Jesus! The worst I ever had was in 9th grade biology I accidentally broke a couple test tubes. I couldn't imagine burning or cutting myself by accident or having a near death experience. 4th period would be my type of class because I wouldn't feel comfortable at all anywhere near the other periods if they're all getting injured.
I sort of managed a near death experience. Not actually life threatening but it was a good show. Basically same lab, trying to boil different clear liquids out of a solution. You do it once and record the plateaus, then do it again and switch tubes at each plateau to separate them. Well we started heating it the second time and it hit the first boiling temperature, but nothing was appearing in the condensing tube. It stayed that way for a minute or so, then the temp started going up past the first boiling point with nothing having actually boiled out. I turned to ask my teacher wtf was going on, then the rubber top with the tube in it exploded off the test tube and the resulting spray of gas/mist caught fire and created a huge fireball.

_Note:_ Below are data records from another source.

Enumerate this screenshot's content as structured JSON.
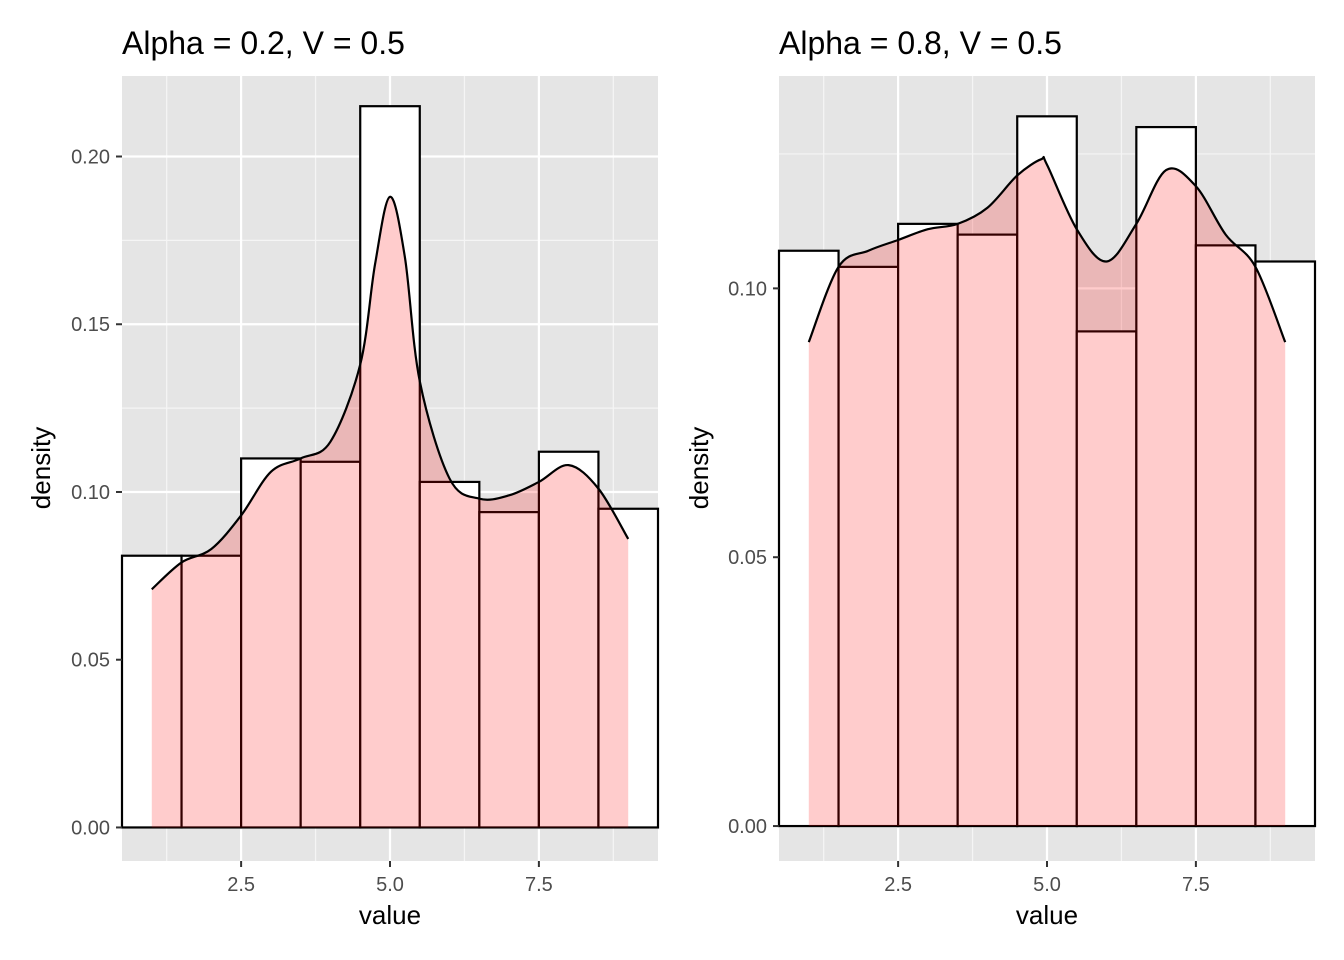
{
  "chart_data": [
    {
      "type": "bar",
      "title": "Alpha = 0.2, V = 0.5",
      "xlabel": "value",
      "ylabel": "density",
      "xlim": [
        0.5,
        9.5
      ],
      "ylim": [
        -0.01,
        0.224
      ],
      "grid": true,
      "x_ticks": [
        "2.5",
        "5.0",
        "7.5"
      ],
      "y_ticks": [
        "0.00",
        "0.05",
        "0.10",
        "0.15",
        "0.20"
      ],
      "histogram": {
        "name": "histogram",
        "bins": [
          {
            "x0": 0.5,
            "x1": 1.5,
            "density": 0.081
          },
          {
            "x0": 1.5,
            "x1": 2.5,
            "density": 0.081
          },
          {
            "x0": 2.5,
            "x1": 3.5,
            "density": 0.11
          },
          {
            "x0": 3.5,
            "x1": 4.5,
            "density": 0.109
          },
          {
            "x0": 4.5,
            "x1": 5.5,
            "density": 0.215
          },
          {
            "x0": 5.5,
            "x1": 6.5,
            "density": 0.103
          },
          {
            "x0": 6.5,
            "x1": 7.5,
            "density": 0.094
          },
          {
            "x0": 7.5,
            "x1": 8.5,
            "density": 0.112
          },
          {
            "x0": 8.5,
            "x1": 9.5,
            "density": 0.095
          }
        ],
        "fill": "#ffffff",
        "stroke": "#000000"
      },
      "density_curve": {
        "name": "density",
        "fill": "#ff0000",
        "fill_opacity": 0.2,
        "stroke": "#000000",
        "x": [
          1.0,
          1.5,
          2.0,
          2.5,
          3.0,
          3.5,
          4.0,
          4.5,
          4.75,
          5.0,
          5.25,
          5.5,
          6.0,
          6.5,
          7.0,
          7.5,
          8.0,
          8.5,
          9.0
        ],
        "y": [
          0.071,
          0.079,
          0.083,
          0.093,
          0.106,
          0.11,
          0.115,
          0.138,
          0.168,
          0.188,
          0.17,
          0.133,
          0.104,
          0.098,
          0.099,
          0.103,
          0.108,
          0.101,
          0.086
        ]
      }
    },
    {
      "type": "bar",
      "title": "Alpha = 0.8, V = 0.5",
      "xlabel": "value",
      "ylabel": "density",
      "xlim": [
        0.5,
        9.5
      ],
      "ylim": [
        -0.0065,
        0.1395
      ],
      "grid": true,
      "x_ticks": [
        "2.5",
        "5.0",
        "7.5"
      ],
      "y_ticks": [
        "0.00",
        "0.05",
        "0.10"
      ],
      "histogram": {
        "name": "histogram",
        "bins": [
          {
            "x0": 0.5,
            "x1": 1.5,
            "density": 0.107
          },
          {
            "x0": 1.5,
            "x1": 2.5,
            "density": 0.104
          },
          {
            "x0": 2.5,
            "x1": 3.5,
            "density": 0.112
          },
          {
            "x0": 3.5,
            "x1": 4.5,
            "density": 0.11
          },
          {
            "x0": 4.5,
            "x1": 5.5,
            "density": 0.132
          },
          {
            "x0": 5.5,
            "x1": 6.5,
            "density": 0.092
          },
          {
            "x0": 6.5,
            "x1": 7.5,
            "density": 0.13
          },
          {
            "x0": 7.5,
            "x1": 8.5,
            "density": 0.108
          },
          {
            "x0": 8.5,
            "x1": 9.5,
            "density": 0.105
          }
        ],
        "fill": "#ffffff",
        "stroke": "#000000"
      },
      "density_curve": {
        "name": "density",
        "fill": "#ff0000",
        "fill_opacity": 0.2,
        "stroke": "#000000",
        "x": [
          1.0,
          1.5,
          2.0,
          2.5,
          3.0,
          3.5,
          4.0,
          4.5,
          4.9,
          5.0,
          5.5,
          6.0,
          6.5,
          7.0,
          7.5,
          8.0,
          8.5,
          9.0
        ],
        "y": [
          0.09,
          0.104,
          0.107,
          0.109,
          0.111,
          0.112,
          0.115,
          0.121,
          0.124,
          0.123,
          0.111,
          0.105,
          0.112,
          0.122,
          0.119,
          0.11,
          0.104,
          0.09
        ]
      }
    }
  ]
}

I grabbed a hot beaker stand in 8th grade. To this day I wonder if the resulting shock gave me the ability to fuck with something internally at will. When I try it feels a bit like when I had electricity running through me.

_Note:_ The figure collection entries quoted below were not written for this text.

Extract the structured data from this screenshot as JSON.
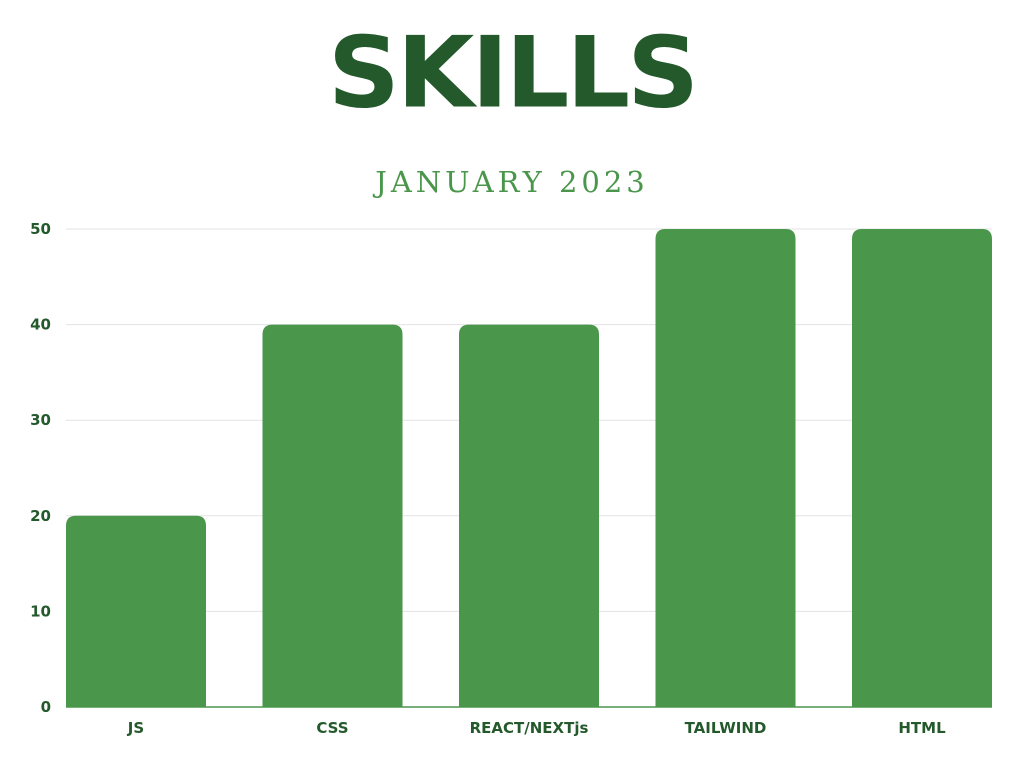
{
  "title": "SKILLS",
  "subtitle": "JANUARY 2023",
  "colors": {
    "title": "#23592b",
    "subtitle": "#4a964b",
    "bar": "#4a964b",
    "grid": "#e3e3e3",
    "axis": "#4a964b",
    "tick_text": "#23592b"
  },
  "chart_data": {
    "type": "bar",
    "categories": [
      "JS",
      "CSS",
      "REACT/NEXTjs",
      "TAILWIND",
      "HTML"
    ],
    "values": [
      20,
      40,
      40,
      50,
      50
    ],
    "ylim": [
      0,
      50
    ],
    "yticks": [
      0,
      10,
      20,
      30,
      40,
      50
    ],
    "xlabel": "",
    "ylabel": "",
    "grid": true,
    "legend": "none"
  }
}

Our chemistry teacher rigged up an apparatus to make a pure oxygen environment for showing differences in combustion. One student decided to mess with the drip rate of one of the chemicals and it ended up leaking chlorine gas so the teacher just ran it outside and left it out there for like a day
Cut myself with a microscope slide. Didn't realize the lens would drop far enough to break it. Whoops. Ended up nicking my finger getting the slide off.
My proudest science lab injury though, was with a plastic butter knife. Don't ask me how I managed, but I did. It was an ugly cut too.
Don't worry, it isn't real. Why would they make the cuts column when there were no cuts until third period? And you can't figure the chart just started there, and they filled out the information from second, since the second period tally marks are in different color markers.
He could have set it up at the start of the class using information from past years.
The "near death experience" heading being messier supports this. I imagine this was the first time that happened, so he added that in the middle of class.
Maybe going to school at nine instead of 8 o clock would help, since most people are of owl (late) chronotype. Studies have shown, marks improve. There's neurological and genetical proof in science. But can't have that, since work and the world is run by the early birds.
I guess some classes won’t learn how to heat stir sticks over a Bunsen burner to make glass spiral earrings and spiral rings. College Chem class allowed us to buy extra stir sticks and responsibly use our free time after labs were completed.